I’ve been reading an interesting book that takes a look at how ordinary Germans lived during World War II and how they thought about the events they were experiencing.
It is drawn in part from contemporary news reports and news reels along with reports from police, local government officials, and intelligence agencies. But its most important source is letters between friends and lovers separated by the war.
I picked up this book mostly to try to understand how a culturally advanced country could take such a dark and barbaric turn in such short order. But now, about a quarter of the way through the book, the most interesting thing I am finding is something that should be blindingly obvious, but really isn’t: these people had no idea how things were going to end up.

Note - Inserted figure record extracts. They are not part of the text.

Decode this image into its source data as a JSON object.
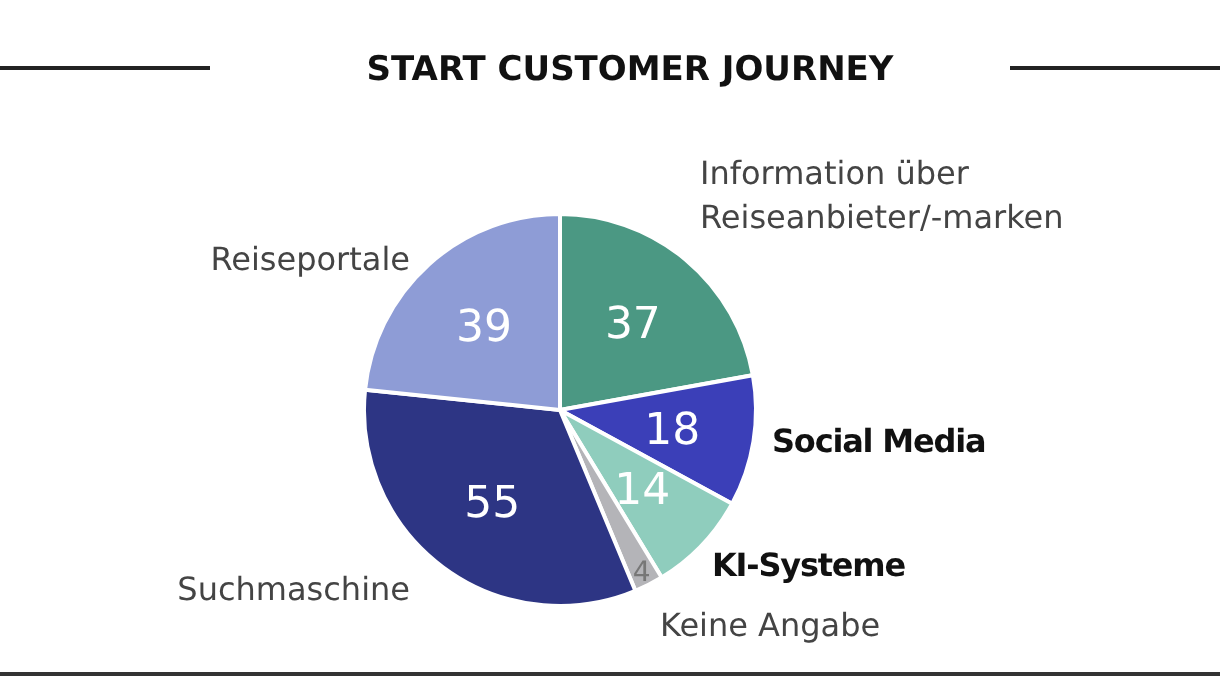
{
  "chart_data": {
    "type": "pie",
    "title": "START CUSTOMER JOURNEY",
    "categories": [
      "Information über Reiseanbieter/-marken",
      "Social Media",
      "KI-Systeme",
      "Keine Angabe",
      "Suchmaschine",
      "Reiseportale"
    ],
    "values": [
      37,
      18,
      14,
      4,
      55,
      39
    ],
    "colors": [
      "#4b9883",
      "#3b3fb8",
      "#8fcdbd",
      "#b4b4b8",
      "#2d3584",
      "#8e9cd6"
    ],
    "data_labels": true
  }
}
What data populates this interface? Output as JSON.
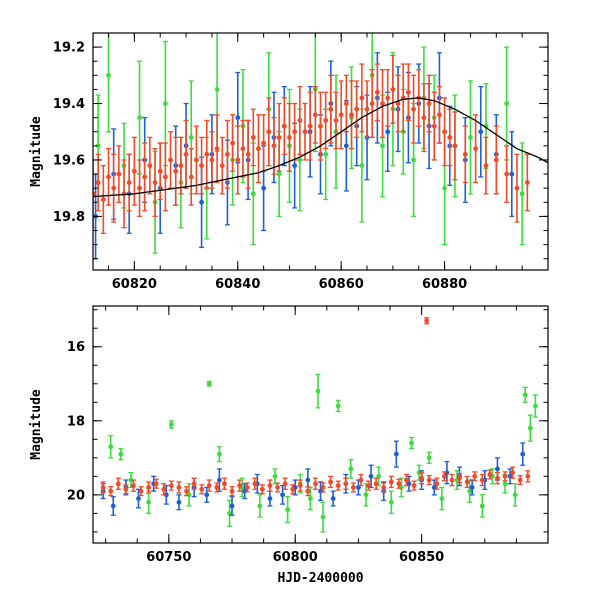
{
  "chart_data": [
    {
      "type": "scatter",
      "title": "",
      "xlabel": "",
      "ylabel": "Magnitude",
      "xlim": [
        60812,
        60900
      ],
      "ylim": [
        19.99,
        19.15
      ],
      "y_inverted": true,
      "xticks": [
        60820,
        60840,
        60860,
        60880
      ],
      "yticks": [
        19.2,
        19.4,
        19.6,
        19.8
      ],
      "grid": false,
      "colors": {
        "green": "#3ddc3d",
        "blue": "#1f5fd6",
        "red": "#f04a2a",
        "model": "#000000"
      },
      "series": [
        {
          "color": "green",
          "x": [
            60813,
            60815,
            60818,
            60821,
            60824,
            60826,
            60829,
            60831,
            60834,
            60836,
            60839,
            60841,
            60843,
            60846,
            60848,
            60850,
            60852,
            60855,
            60857,
            60859,
            60862,
            60864,
            60866,
            60868,
            60870,
            60872,
            60874,
            60876,
            60878,
            60880,
            60882,
            60885,
            60888,
            60892,
            60895
          ],
          "y": [
            19.55,
            19.3,
            19.62,
            19.45,
            19.75,
            19.4,
            19.68,
            19.52,
            19.7,
            19.35,
            19.6,
            19.48,
            19.72,
            19.42,
            19.65,
            19.55,
            19.6,
            19.35,
            19.58,
            19.5,
            19.45,
            19.62,
            19.3,
            19.55,
            19.42,
            19.5,
            19.6,
            19.38,
            19.45,
            19.7,
            19.55,
            19.52,
            19.48,
            19.4,
            19.72
          ],
          "err": [
            0.18,
            0.2,
            0.15,
            0.2,
            0.18,
            0.22,
            0.16,
            0.2,
            0.18,
            0.22,
            0.16,
            0.2,
            0.18,
            0.2,
            0.15,
            0.2,
            0.18,
            0.22,
            0.16,
            0.2,
            0.18,
            0.2,
            0.22,
            0.18,
            0.2,
            0.15,
            0.2,
            0.18,
            0.15,
            0.2,
            0.18,
            0.2,
            0.15,
            0.2,
            0.18
          ]
        },
        {
          "color": "blue",
          "x": [
            60812.5,
            60816,
            60819,
            60822,
            60825,
            60828,
            60830,
            60833,
            60835,
            60838,
            60840,
            60842,
            60845,
            60847,
            60849,
            60851,
            60854,
            60856,
            60858,
            60861,
            60863,
            60865,
            60867,
            60869,
            60871,
            60873,
            60875,
            60877,
            60879,
            60881,
            60884,
            60887,
            60890,
            60893
          ],
          "y": [
            19.8,
            19.65,
            19.72,
            19.6,
            19.7,
            19.62,
            19.55,
            19.75,
            19.58,
            19.68,
            19.45,
            19.6,
            19.7,
            19.52,
            19.48,
            19.62,
            19.5,
            19.58,
            19.4,
            19.55,
            19.48,
            19.52,
            19.38,
            19.5,
            19.42,
            19.45,
            19.4,
            19.48,
            19.38,
            19.55,
            19.6,
            19.5,
            19.58,
            19.65
          ],
          "err": [
            0.15,
            0.16,
            0.14,
            0.15,
            0.16,
            0.14,
            0.15,
            0.16,
            0.14,
            0.15,
            0.16,
            0.14,
            0.15,
            0.16,
            0.14,
            0.15,
            0.16,
            0.14,
            0.15,
            0.16,
            0.14,
            0.15,
            0.16,
            0.14,
            0.15,
            0.16,
            0.14,
            0.15,
            0.16,
            0.14,
            0.15,
            0.16,
            0.14,
            0.15
          ]
        },
        {
          "color": "red",
          "x": [
            60812,
            60813,
            60814,
            60815,
            60816,
            60817,
            60818,
            60819,
            60820,
            60821,
            60822,
            60823,
            60824,
            60825,
            60826,
            60827,
            60828,
            60829,
            60830,
            60831,
            60832,
            60833,
            60834,
            60835,
            60836,
            60837,
            60838,
            60839,
            60840,
            60841,
            60842,
            60843,
            60844,
            60845,
            60846,
            60847,
            60848,
            60849,
            60850,
            60851,
            60852,
            60853,
            60854,
            60855,
            60856,
            60857,
            60858,
            60859,
            60860,
            60861,
            60862,
            60863,
            60864,
            60865,
            60866,
            60867,
            60868,
            60869,
            60870,
            60871,
            60872,
            60873,
            60874,
            60875,
            60876,
            60877,
            60878,
            60879,
            60880,
            60881,
            60882,
            60884,
            60886,
            60888,
            60890,
            60892,
            60894,
            60896
          ],
          "y": [
            19.72,
            19.68,
            19.74,
            19.66,
            19.7,
            19.65,
            19.72,
            19.68,
            19.64,
            19.7,
            19.66,
            19.62,
            19.68,
            19.64,
            19.66,
            19.6,
            19.64,
            19.62,
            19.58,
            19.66,
            19.6,
            19.62,
            19.58,
            19.6,
            19.56,
            19.62,
            19.58,
            19.54,
            19.6,
            19.56,
            19.58,
            19.52,
            19.56,
            19.54,
            19.5,
            19.55,
            19.52,
            19.48,
            19.52,
            19.5,
            19.46,
            19.5,
            19.48,
            19.44,
            19.48,
            19.46,
            19.42,
            19.46,
            19.44,
            19.4,
            19.44,
            19.42,
            19.38,
            19.42,
            19.4,
            19.36,
            19.4,
            19.38,
            19.35,
            19.4,
            19.38,
            19.36,
            19.42,
            19.38,
            19.45,
            19.4,
            19.48,
            19.44,
            19.5,
            19.52,
            19.55,
            19.58,
            19.56,
            19.62,
            19.6,
            19.65,
            19.7,
            19.68
          ],
          "err": [
            0.12,
            0.1,
            0.12,
            0.1,
            0.12,
            0.1,
            0.12,
            0.1,
            0.12,
            0.1,
            0.12,
            0.1,
            0.12,
            0.1,
            0.12,
            0.1,
            0.12,
            0.1,
            0.12,
            0.1,
            0.12,
            0.1,
            0.12,
            0.1,
            0.12,
            0.1,
            0.12,
            0.1,
            0.12,
            0.1,
            0.12,
            0.1,
            0.12,
            0.1,
            0.12,
            0.1,
            0.12,
            0.1,
            0.12,
            0.1,
            0.12,
            0.1,
            0.12,
            0.1,
            0.12,
            0.1,
            0.12,
            0.1,
            0.12,
            0.1,
            0.12,
            0.1,
            0.12,
            0.1,
            0.12,
            0.1,
            0.12,
            0.1,
            0.12,
            0.1,
            0.12,
            0.1,
            0.12,
            0.1,
            0.12,
            0.1,
            0.12,
            0.1,
            0.12,
            0.1,
            0.12,
            0.1,
            0.12,
            0.1,
            0.12,
            0.1,
            0.12,
            0.1
          ]
        },
        {
          "color": "model",
          "type": "line",
          "x": [
            60812,
            60816,
            60820,
            60824,
            60828,
            60832,
            60836,
            60840,
            60844,
            60848,
            60852,
            60856,
            60860,
            60864,
            60868,
            60872,
            60875,
            60878,
            60882,
            60886,
            60890,
            60894,
            60898,
            60900
          ],
          "y": [
            19.73,
            19.725,
            19.72,
            19.71,
            19.7,
            19.69,
            19.675,
            19.66,
            19.645,
            19.62,
            19.59,
            19.55,
            19.5,
            19.45,
            19.41,
            19.385,
            19.38,
            19.39,
            19.42,
            19.46,
            19.51,
            19.56,
            19.59,
            19.61
          ]
        }
      ]
    },
    {
      "type": "scatter",
      "title": "",
      "xlabel": "HJD-2400000",
      "ylabel": "Magnitude",
      "xlim": [
        60720,
        60900
      ],
      "ylim": [
        21.3,
        14.9
      ],
      "y_inverted": true,
      "xticks": [
        60750,
        60800,
        60850
      ],
      "yticks": [
        16,
        18,
        20
      ],
      "grid": false,
      "colors": {
        "green": "#3ddc3d",
        "blue": "#1f5fd6",
        "red": "#f04a2a"
      },
      "series": [
        {
          "color": "green",
          "x": [
            60727,
            60731,
            60735,
            60742,
            60751,
            60758,
            60766,
            60770,
            60774,
            60779,
            60786,
            60792,
            60797,
            60802,
            60806,
            60809,
            60811,
            60817,
            60822,
            60828,
            60833,
            60838,
            60842,
            60846,
            60849,
            60853,
            60858,
            60864,
            60869,
            60874,
            60878,
            60883,
            60887,
            60891,
            60893,
            60895
          ],
          "y": [
            18.7,
            18.9,
            19.6,
            20.2,
            18.1,
            20.0,
            17.0,
            18.9,
            20.5,
            19.8,
            20.3,
            19.5,
            20.4,
            19.7,
            20.1,
            17.2,
            20.6,
            17.6,
            19.3,
            20.0,
            19.5,
            20.2,
            19.8,
            18.6,
            19.4,
            19.0,
            20.1,
            19.6,
            19.9,
            20.3,
            19.5,
            19.7,
            20.0,
            17.3,
            18.2,
            17.6
          ],
          "err": [
            0.3,
            0.15,
            0.2,
            0.3,
            0.1,
            0.3,
            0.06,
            0.2,
            0.35,
            0.25,
            0.3,
            0.2,
            0.35,
            0.25,
            0.3,
            0.45,
            0.4,
            0.15,
            0.25,
            0.3,
            0.25,
            0.3,
            0.25,
            0.15,
            0.2,
            0.15,
            0.3,
            0.25,
            0.3,
            0.3,
            0.2,
            0.25,
            0.3,
            0.2,
            0.35,
            0.3
          ]
        },
        {
          "color": "blue",
          "x": [
            60724,
            60728,
            60733,
            60738,
            60744,
            60749,
            60754,
            60760,
            60765,
            60770,
            60775,
            60780,
            60785,
            60790,
            60795,
            60800,
            60805,
            60810,
            60815,
            60820,
            60825,
            60830,
            60835,
            60840,
            60845,
            60850,
            60855,
            60860,
            60865,
            60870,
            60875,
            60880,
            60885,
            60890
          ],
          "y": [
            19.9,
            20.3,
            19.8,
            20.1,
            19.7,
            20.0,
            20.2,
            19.8,
            20.0,
            19.6,
            20.3,
            19.9,
            19.7,
            20.1,
            20.0,
            19.8,
            19.6,
            19.9,
            20.1,
            19.7,
            19.8,
            19.5,
            19.9,
            18.9,
            19.7,
            19.6,
            19.8,
            19.4,
            19.5,
            19.8,
            19.6,
            19.3,
            19.5,
            18.9
          ],
          "err": [
            0.2,
            0.25,
            0.2,
            0.25,
            0.2,
            0.25,
            0.2,
            0.25,
            0.2,
            0.3,
            0.25,
            0.2,
            0.25,
            0.2,
            0.25,
            0.2,
            0.3,
            0.25,
            0.2,
            0.25,
            0.2,
            0.3,
            0.25,
            0.35,
            0.2,
            0.25,
            0.2,
            0.3,
            0.25,
            0.2,
            0.25,
            0.3,
            0.2,
            0.3
          ]
        },
        {
          "color": "red",
          "x": [
            60724,
            60727,
            60730,
            60733,
            60736,
            60739,
            60742,
            60745,
            60748,
            60751,
            60754,
            60757,
            60760,
            60763,
            60766,
            60769,
            60772,
            60775,
            60778,
            60781,
            60784,
            60787,
            60790,
            60793,
            60796,
            60799,
            60802,
            60805,
            60808,
            60811,
            60814,
            60817,
            60820,
            60823,
            60826,
            60829,
            60832,
            60835,
            60838,
            60841,
            60844,
            60847,
            60850,
            60853,
            60856,
            60859,
            60862,
            60865,
            60868,
            60871,
            60874,
            60877,
            60880,
            60883,
            60886,
            60889,
            60892,
            60852
          ],
          "y": [
            19.8,
            19.9,
            19.7,
            19.85,
            19.75,
            19.9,
            19.8,
            19.7,
            19.85,
            19.75,
            19.8,
            19.9,
            19.7,
            19.85,
            19.75,
            19.8,
            19.7,
            19.9,
            19.75,
            19.8,
            19.7,
            19.85,
            19.75,
            19.8,
            19.7,
            19.85,
            19.75,
            19.9,
            19.7,
            19.8,
            19.65,
            19.75,
            19.7,
            19.8,
            19.6,
            19.75,
            19.7,
            19.8,
            19.65,
            19.7,
            19.6,
            19.75,
            19.55,
            19.6,
            19.7,
            19.5,
            19.6,
            19.55,
            19.65,
            19.5,
            19.6,
            19.45,
            19.55,
            19.5,
            19.4,
            19.6,
            19.5,
            15.3
          ],
          "err": [
            0.15,
            0.12,
            0.15,
            0.12,
            0.15,
            0.12,
            0.15,
            0.12,
            0.15,
            0.12,
            0.15,
            0.12,
            0.15,
            0.12,
            0.15,
            0.12,
            0.15,
            0.12,
            0.15,
            0.12,
            0.15,
            0.12,
            0.15,
            0.12,
            0.15,
            0.12,
            0.15,
            0.12,
            0.15,
            0.12,
            0.15,
            0.12,
            0.15,
            0.12,
            0.15,
            0.12,
            0.15,
            0.12,
            0.15,
            0.12,
            0.15,
            0.12,
            0.15,
            0.12,
            0.15,
            0.12,
            0.15,
            0.12,
            0.15,
            0.12,
            0.15,
            0.12,
            0.15,
            0.12,
            0.15,
            0.12,
            0.15,
            0.08
          ]
        }
      ]
    }
  ]
}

We tend to look back on history and see logical chains of events, so logical that they almost seem predestined: Of course Rome would fall. Naturally the economically powerful North would crush the underdeveloped South in the Civil War. There’s no way that Germany, a nation of less than 70 million could beat the combined powers of Europe.
That’s not at all how people saw things at the time, however.
In this case, it is clear that Germans were wary of war in 1939, with the memory of World War I still fresh, but at the same time, they were riled up by government propaganda blaming Britain and the Poles for the outbreak of the fighting. The book chronicles their worries as troops mobilized, their occasional qualms about the brutality of the opening campaign, and their growing rage at Allied air raids on German cities.
Then suddenly, the unthinkable happened – France surrendered, several smaller nations fell with hardly a fight, and Britain was isolated and seemingly without hope. The war was all but over and Germans began planning for a peaceful, powerful future. You can feel their relief and giddy delight that things didn’t go as badly as they had feared.
As a reader, we all know that’s not how it turned out at all, but none of these people, planning family reunions or happy post-war careers in 1940 and ‘41 had the faintest inkling of what was about to happen to them, which is sad and fascinating. It is a reminder that as we live in the moment, we have no idea how things will play out in the future.
I’ve been digging back in the Register’s archives lately for a variety of projects and it is most interesting to see how we reported on events long ago. In February of 1968, for example, in the wake of the Tet Offensive in Vietnam, we were reporting that “Allied troops are battering withdrawing Reds,” suggesting that U.S. military authorities were still viewing the event as a victory, which in a narrow sense it was. They didn’t yet know that the Tet Offensive would be an appalling shock to the public back home and become a turning point in the political mood of the country.
In February of 1918, meanwhile, we reported on Russia withdrawing from the war, quoting the obscure new leader of the government, “Lenine.”
All of this has made me think more deeply about the times we’re living in now. It’s clear we’re in a time of tremendous change, a time that will be pored over by historians in great detail. How many of the news stories we see and hear seem banal and trivial today, but will turn out to have earth-shaking significance, like that Lenine fellow? How many of the stories of today that seem significant now will turn out to be of no consequence at all, or wildly off base?
It’s often been said that journalism is the rough draft of history. And it’s true: we’re cataloging the events that will one day make up history, but unlike the people who will write those thick history books, we lack that comforting benefit of hindsight.